Voici un résumé de ces modifications annoncées :

  • Les cotisations aux RPAC seront autorisées pour une année donnée, jusqu’au plafond de cotisation REER d’un particulier pour cette année-là. L’administrateur devra probablement émettre des reçus de cotisation, comme c’est le cas pour un REER, car les facteurs d’équivalence ne seront pas calculés pour les RPAC.
  • Les cotisations versées par l’employeur dans le compte du RPAC d’un employé ne sont pas incluses dans le revenu d’emploi. Par conséquent, elles ne génèrent pas de charges sociales comme celles prélevées d’un REER collectif. Ne serait-ce que pour cette raison, les employeurs qui versent présentement des cotisations indirectes à un REER collectif au nom des participants considéreront peut-être maintenant les RPAC comme un instrument plus intéressant.
  • Les cotisations annuelles qu’un employeur versera au régime d’un employé ne pourront excéder les droits de cotisation au REER pour cette année-là, à moins d’indication contraire de la part de l’employé.
  • Des règles générales seront appliquées pour veiller à ce que les placements soient suffisamment diversifiés.
  • Les transferts de fonds entre régimes (par exemple, d’un REER à un RPAC, d’un régime à cotisations déterminées à un RPAC et vice-versa) seront autorisés.
  • Le projet de loi offre des options en matière de retrait (c’est-à-dire des moyens de retirer de l’argent d’un RPAC) qui prévoient notamment la possibilité de recevoir des prestations selon le modèle des FERR à partir du compte de RPAC du participant, ce qui n’est pas possible actuellement avec les REER, puisque le titulaire d’un compte doit transférer ses fonds dans un FERR à l’âge de 71 ans.
  • Les règles fiscales prévoient la création de RPAC particuliers (appelés régimes de pension collectifs désignés) qui comptent moins de 10 employeurs participants ou dont plus de la moitié des participants travaillent pour le même employeur. Compte tenu des caractéristiques particulières que présente un RPAC, il est possible que certains très grands employeurs veuillent établir un régime de pension collectif désigné pour leurs propres employés au lieu d’un régime de retraite à cotisations déterminées ou un REER collectif. Il reste à voir si les lois provinciales en matière de RPAC permettent également la mise en place de tels régimes.

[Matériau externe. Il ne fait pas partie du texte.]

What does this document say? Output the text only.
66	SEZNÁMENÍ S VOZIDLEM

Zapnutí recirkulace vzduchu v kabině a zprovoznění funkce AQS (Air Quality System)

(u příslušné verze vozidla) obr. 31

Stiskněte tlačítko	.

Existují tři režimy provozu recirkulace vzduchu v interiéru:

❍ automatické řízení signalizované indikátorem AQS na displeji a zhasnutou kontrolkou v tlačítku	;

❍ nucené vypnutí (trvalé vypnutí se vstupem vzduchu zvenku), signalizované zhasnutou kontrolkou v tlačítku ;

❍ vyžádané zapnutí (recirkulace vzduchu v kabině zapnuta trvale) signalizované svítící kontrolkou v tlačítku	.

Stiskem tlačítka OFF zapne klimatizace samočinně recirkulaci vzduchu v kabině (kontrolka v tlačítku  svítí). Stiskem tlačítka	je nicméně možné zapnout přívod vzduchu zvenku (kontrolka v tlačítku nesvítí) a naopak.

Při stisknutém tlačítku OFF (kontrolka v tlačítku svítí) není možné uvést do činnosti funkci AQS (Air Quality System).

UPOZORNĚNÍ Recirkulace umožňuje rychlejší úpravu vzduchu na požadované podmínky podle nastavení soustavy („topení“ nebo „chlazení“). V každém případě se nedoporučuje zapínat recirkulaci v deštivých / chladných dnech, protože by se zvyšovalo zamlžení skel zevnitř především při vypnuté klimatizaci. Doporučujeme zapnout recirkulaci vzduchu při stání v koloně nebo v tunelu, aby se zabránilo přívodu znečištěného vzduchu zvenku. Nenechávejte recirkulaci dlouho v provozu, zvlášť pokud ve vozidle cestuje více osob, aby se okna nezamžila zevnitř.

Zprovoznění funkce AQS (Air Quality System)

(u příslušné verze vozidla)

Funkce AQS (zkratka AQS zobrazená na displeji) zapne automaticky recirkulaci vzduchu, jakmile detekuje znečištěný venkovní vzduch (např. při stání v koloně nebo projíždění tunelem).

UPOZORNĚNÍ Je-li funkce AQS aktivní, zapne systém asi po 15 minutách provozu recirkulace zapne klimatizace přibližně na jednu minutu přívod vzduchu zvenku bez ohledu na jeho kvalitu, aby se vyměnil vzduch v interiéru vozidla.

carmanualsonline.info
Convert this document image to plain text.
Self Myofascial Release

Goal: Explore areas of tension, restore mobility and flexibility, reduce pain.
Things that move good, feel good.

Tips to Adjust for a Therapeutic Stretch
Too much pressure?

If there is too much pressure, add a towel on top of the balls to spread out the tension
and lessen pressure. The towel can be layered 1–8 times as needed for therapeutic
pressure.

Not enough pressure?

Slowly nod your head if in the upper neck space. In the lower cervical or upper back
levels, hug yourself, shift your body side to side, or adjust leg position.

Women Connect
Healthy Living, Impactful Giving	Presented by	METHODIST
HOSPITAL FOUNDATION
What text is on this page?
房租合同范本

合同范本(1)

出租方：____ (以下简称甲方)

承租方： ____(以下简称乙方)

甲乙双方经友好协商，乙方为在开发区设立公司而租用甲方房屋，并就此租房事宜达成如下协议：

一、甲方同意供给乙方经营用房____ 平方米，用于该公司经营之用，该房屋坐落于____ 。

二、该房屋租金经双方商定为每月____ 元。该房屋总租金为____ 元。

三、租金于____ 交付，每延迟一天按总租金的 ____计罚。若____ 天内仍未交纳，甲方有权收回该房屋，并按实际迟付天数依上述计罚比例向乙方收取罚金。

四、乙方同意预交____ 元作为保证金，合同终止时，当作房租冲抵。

Les RPAC sont des régimes agréés et, à ce titre, chaque autorité gouvernementale doit adopter une loi prescrivant la structure devant être établie pour ces instruments (au-delà des lois fiscales). Certaines des dispositions susmentionnées (comme le retrait de capitaux d’un FERR et les régimes de pension collectifs désignés) pourraient en fin de compte ne pas être adoptées par les provinces. Jusqu’à présent, seul le gouvernement fédéral a proposé sa loi sur les RPAC, mais le Québec ne devrait pas tarder à faire de même. Les employeurs relevant de ces autorités gouvernementales qui offrent actuellement des REER collectifs devraient en prendre note étant donné les économies qu’ils pourraient réaliser sur les charges sociales.